Saccharin, dulcin, sodium cyclamate, acesulfame-K, and aspartame are well-known artificial sweeteners that have been discovered accidentally during some synthetic experiments. Intensely sweet tasting substances are also widely distributed in nature particularly in the plant kingdom. These materials have been an exciting research area for natural product chemists and a variety of sweet-tasting natural products have been characterized.1,2 Many of them are glycosides of terpenoids or steroids. A sweet principle of the Chinese drug Glycyrrhiza glabra (Fabaceae) is the well-known glycyrrhizin (1); it has been used as an auxiliary food additive.3 This glycoside is 150 times sweeter than sucrose. A saponin, mogroside V (2), is 250 times sweeter than sucrose and found in the fruit of a Cucurbitaceaeous plant, Momordica grosvenorii.4 The triterpene glycoside abrusoside B (3) was recently characterized as the sweet principle of Abrus precatorius (Leguminosae),5 and is 100 times sweeter than sucrose. The sweet diterpene glycoside stevioside (4) has been isolated from Paraguayan Composite plant Stevia rebaudiana.6 It is 300 times sweeter than sucrose. Baiyunoside (5) is the sweet principle of a Chinese drug Phlomis betonicoides (Labiatae),7,8 and the labdane-type diterpene glycoside 5 is 250 times sweeter than sucrose.
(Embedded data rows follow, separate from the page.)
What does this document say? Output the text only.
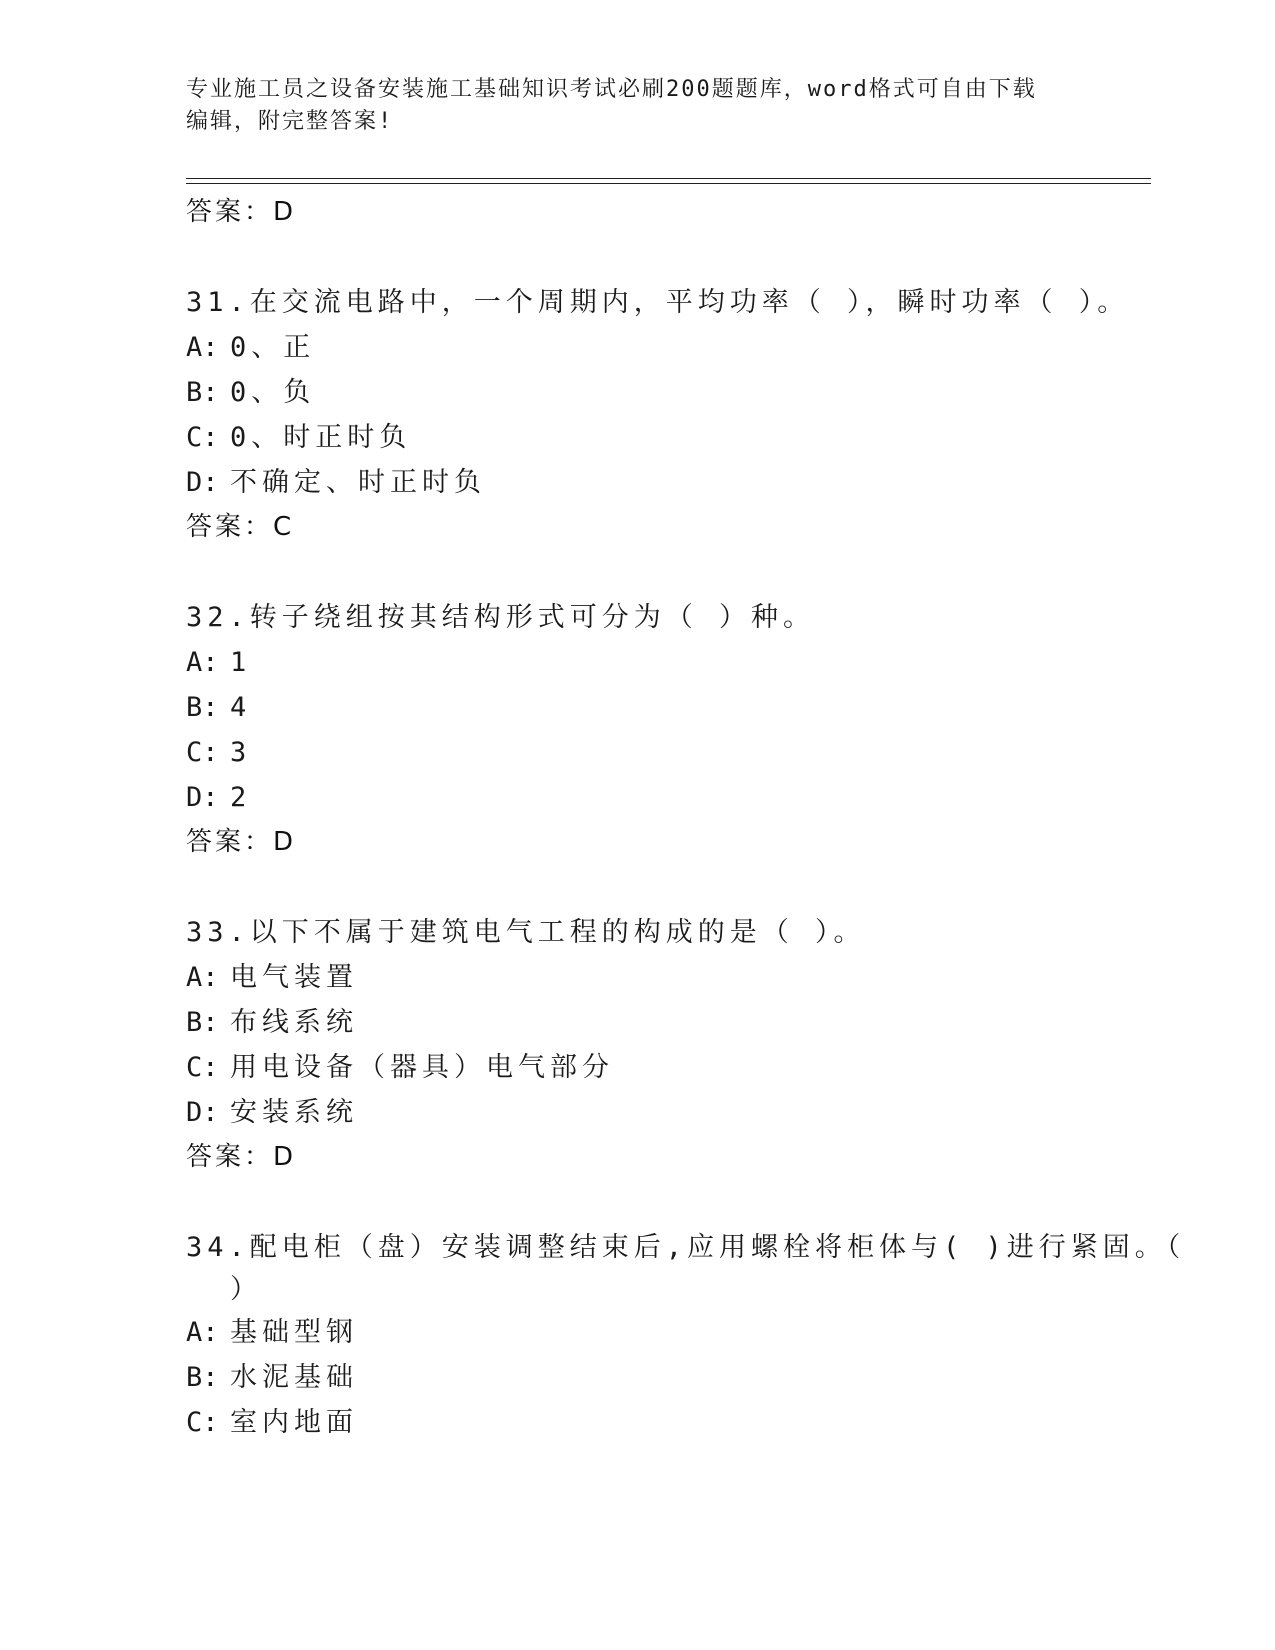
专业施工员之设备安装施工基础知识考试必刷200题题库，word格式可自由下载
编辑，附完整答案!
答案：D
31.在交流电路中，一个周期内，平均功率（ ），瞬时功率（ ）。
A: 0、正
B: 0、负
C: 0、时正时负
D: 不确定、时正时负
答案：C
32.转子绕组按其结构形式可分为（ ）种。
A: 1
B: 4
C: 3
D: 2
答案：D
33.以下不属于建筑电气工程的构成的是（ ）。
A: 电气装置
B: 布线系统
C: 用电设备（器具）电气部分
D: 安装系统
答案：D
34.配电柜（盘）安装调整结束后,应用螺栓将柜体与( )进行紧固。（
）
A: 基础型钢
B: 水泥基础
C: 室内地面
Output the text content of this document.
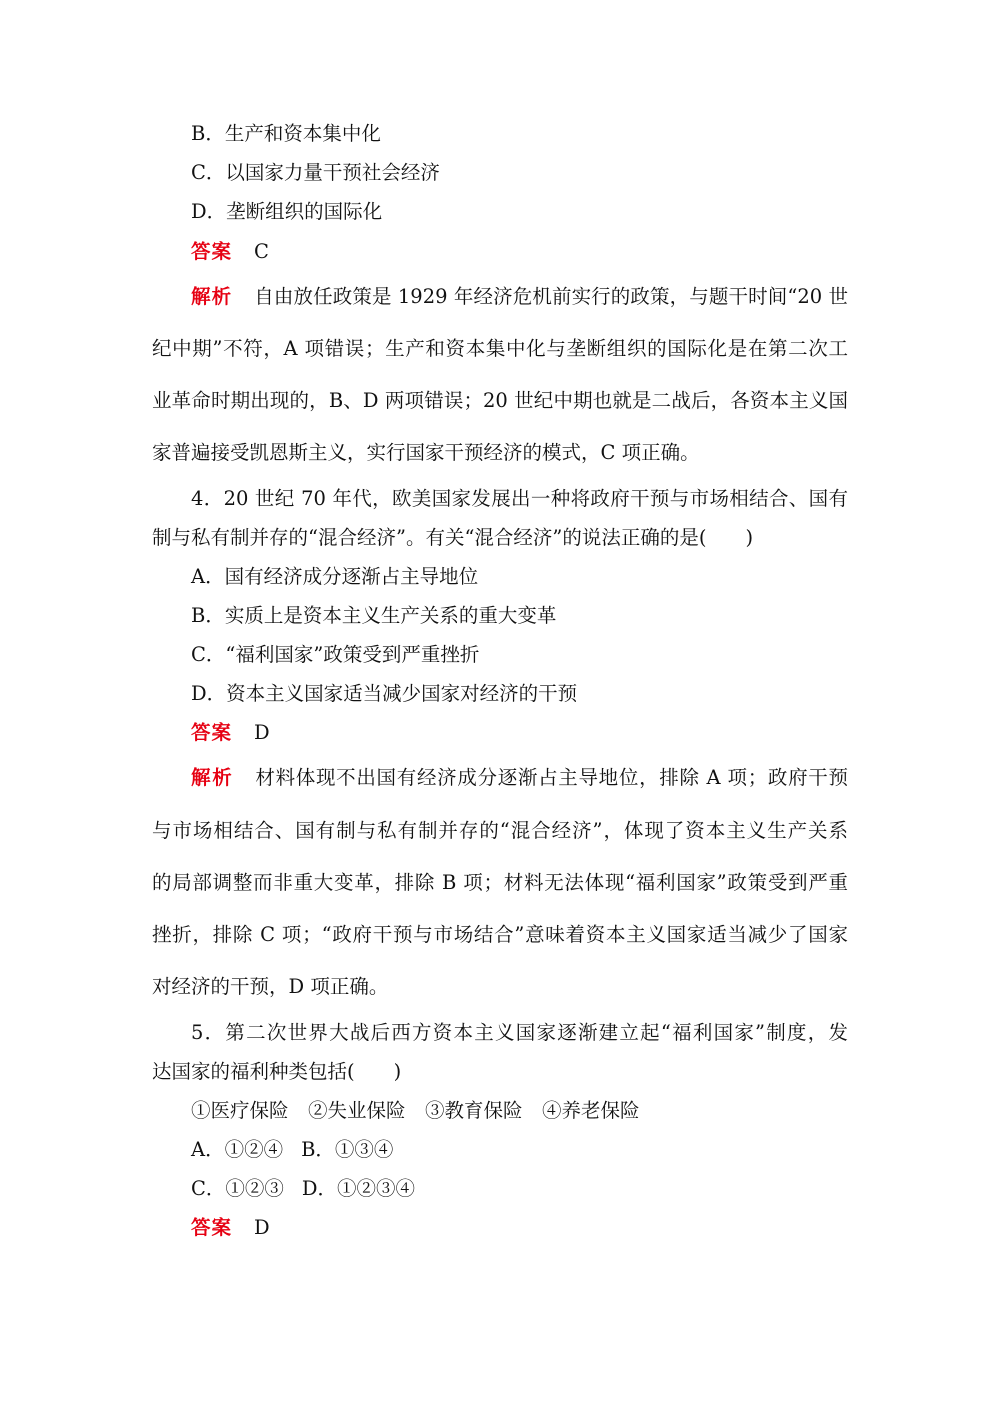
B．生产和资本集中化
C．以国家力量干预社会经济
D．垄断组织的国际化
答案 C
解析 自由放任政策是 1929 年经济危机前实行的政策，与题干时间“20 世
纪中期”不符，A 项错误；生产和资本集中化与垄断组织的国际化是在第二次工
业革命时期出现的，B、D 两项错误；20 世纪中期也就是二战后，各资本主义国
家普遍接受凯恩斯主义，实行国家干预经济的模式，C 项正确。
4．20 世纪 70 年代，欧美国家发展出一种将政府干预与市场相结合、国有
制与私有制并存的“混合经济”。有关“混合经济”的说法正确的是(　　)
A．国有经济成分逐渐占主导地位
B．实质上是资本主义生产关系的重大变革
C．“福利国家”政策受到严重挫折
D．资本主义国家适当减少国家对经济的干预
答案 D
解析 材料体现不出国有经济成分逐渐占主导地位，排除 A 项；政府干预
与市场相结合、国有制与私有制并存的“混合经济”，体现了资本主义生产关系
的局部调整而非重大变革，排除 B 项；材料无法体现“福利国家”政策受到严重
挫折，排除 C 项；“政府干预与市场结合”意味着资本主义国家适当减少了国家
对经济的干预，D 项正确。
5．第二次世界大战后西方资本主义国家逐渐建立起“福利国家”制度，发
达国家的福利种类包括(　　)
①医疗保险　②失业保险　③教育保险　④养老保险
A．①②④ B．①③④
C．①②③ D．①②③④
答案 D
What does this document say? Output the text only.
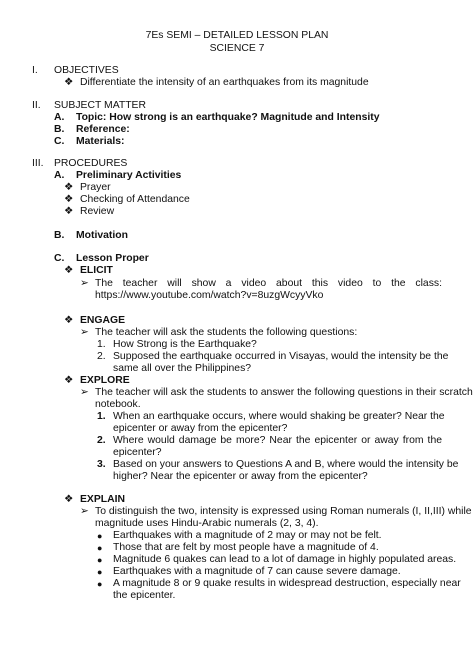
7Es SEMI – DETAILED LESSON PLAN
SCIENCE 7
I. OBJECTIVES
❖ Differentiate the intensity of an earthquakes from its magnitude
II. SUBJECT MATTER
A. Topic: How strong is an earthquake? Magnitude and Intensity
B. Reference:
C. Materials:
III. PROCEDURES
A. Preliminary Activities
❖ Prayer
❖ Checking of Attendance
❖ Review
B. Motivation
C. Lesson Proper
❖ ELICIT
➢ The teacher will show a video about this video to the class:
https://www.youtube.com/watch?v=8uzgWcyyVko
❖ ENGAGE
➢ The teacher will ask the students the following questions:
1. How Strong is the Earthquake?
2. Supposed the earthquake occurred in Visayas, would the intensity be the
same all over the Philippines?
❖ EXPLORE
➢ The teacher will ask the students to answer the following questions in their scratch
notebook.
1. When an earthquake occurs, where would shaking be greater? Near the
epicenter or away from the epicenter?
2. Where would damage be more? Near the epicenter or away from the
epicenter?
3. Based on your answers to Questions A and B, where would the intensity be
higher? Near the epicenter or away from the epicenter?
❖ EXPLAIN
➢ To distinguish the two, intensity is expressed using Roman numerals (I, II,III) while
magnitude uses Hindu-Arabic numerals (2, 3, 4).
● Earthquakes with a magnitude of 2 may or may not be felt.
● Those that are felt by most people have a magnitude of 4.
● Magnitude 6 quakes can lead to a lot of damage in highly populated areas.
● Earthquakes with a magnitude of 7 can cause severe damage.
● A magnitude 8 or 9 quake results in widespread destruction, especially near
the epicenter.
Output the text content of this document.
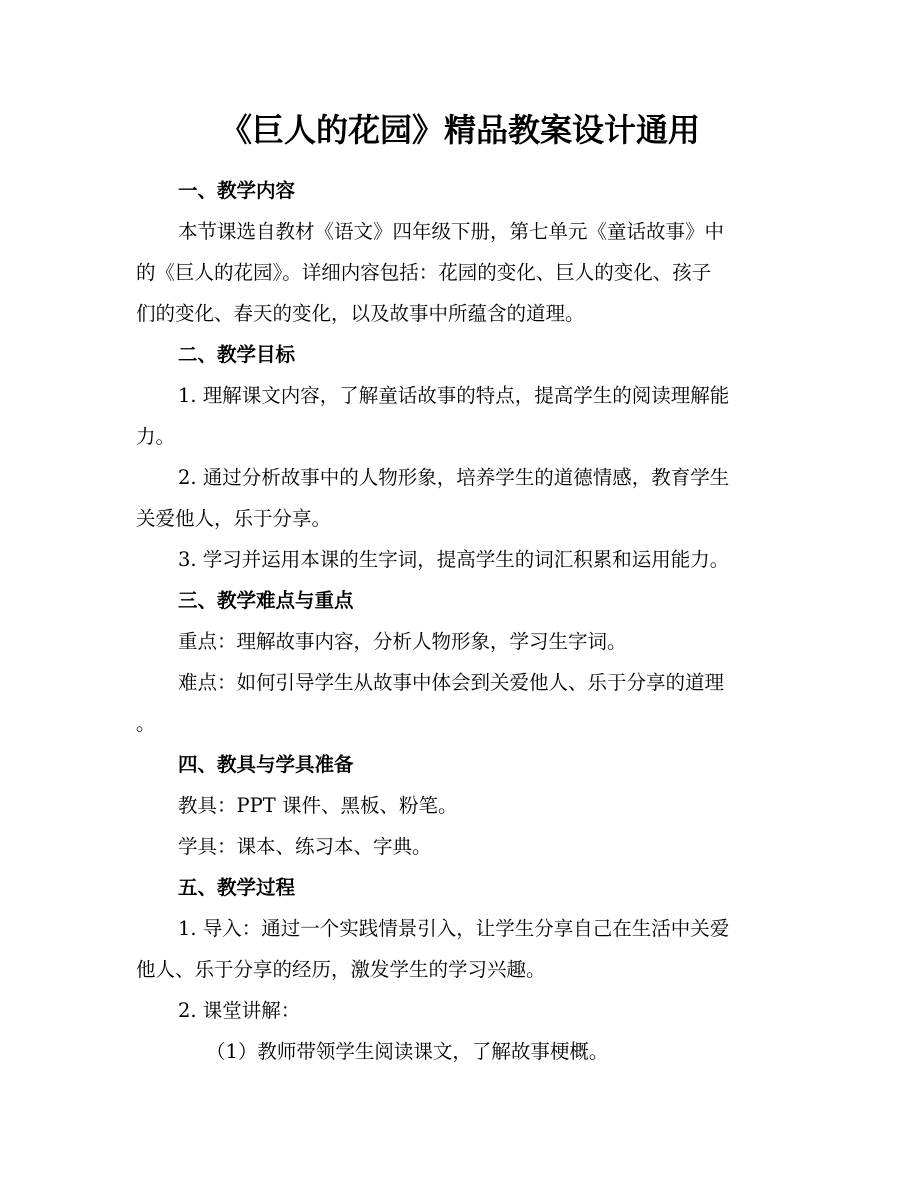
《巨人的花园》精品教案设计通用
一、教学内容
本节课选自教材《语文》四年级下册，第七单元《童话故事》中
的《巨人的花园》。详细内容包括：花园的变化、巨人的变化、孩子
们的变化、春天的变化，以及故事中所蕴含的道理。
二、教学目标
1. 理解课文内容，了解童话故事的特点，提高学生的阅读理解能
力。
2. 通过分析故事中的人物形象，培养学生的道德情感，教育学生
关爱他人，乐于分享。
3. 学习并运用本课的生字词，提高学生的词汇积累和运用能力。
三、教学难点与重点
重点：理解故事内容，分析人物形象，学习生字词。
难点：如何引导学生从故事中体会到关爱他人、乐于分享的道理
。
四、教具与学具准备
教具：PPT 课件、黑板、粉笔。
学具：课本、练习本、字典。
五、教学过程
1. 导入：通过一个实践情景引入，让学生分享自己在生活中关爱
他人、乐于分享的经历，激发学生的学习兴趣。
2. 课堂讲解：
（1）教师带领学生阅读课文，了解故事梗概。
A fern metabolite osladin (6) is the intensely sweet steroidal glycoside isolated from the fern Polypodium vulgare.9 Since these sweet-tasting natural glycosides have not been the subject of organic synthesis, we have been interested in developing synthetic approaches to these natural products. We have developed an effective olefin cyclization agent mercury triflate amine complex, Hg(OS02CF3)2·C6H5NMe2,10–14 that is useful to construct labdane-type diterpenoids.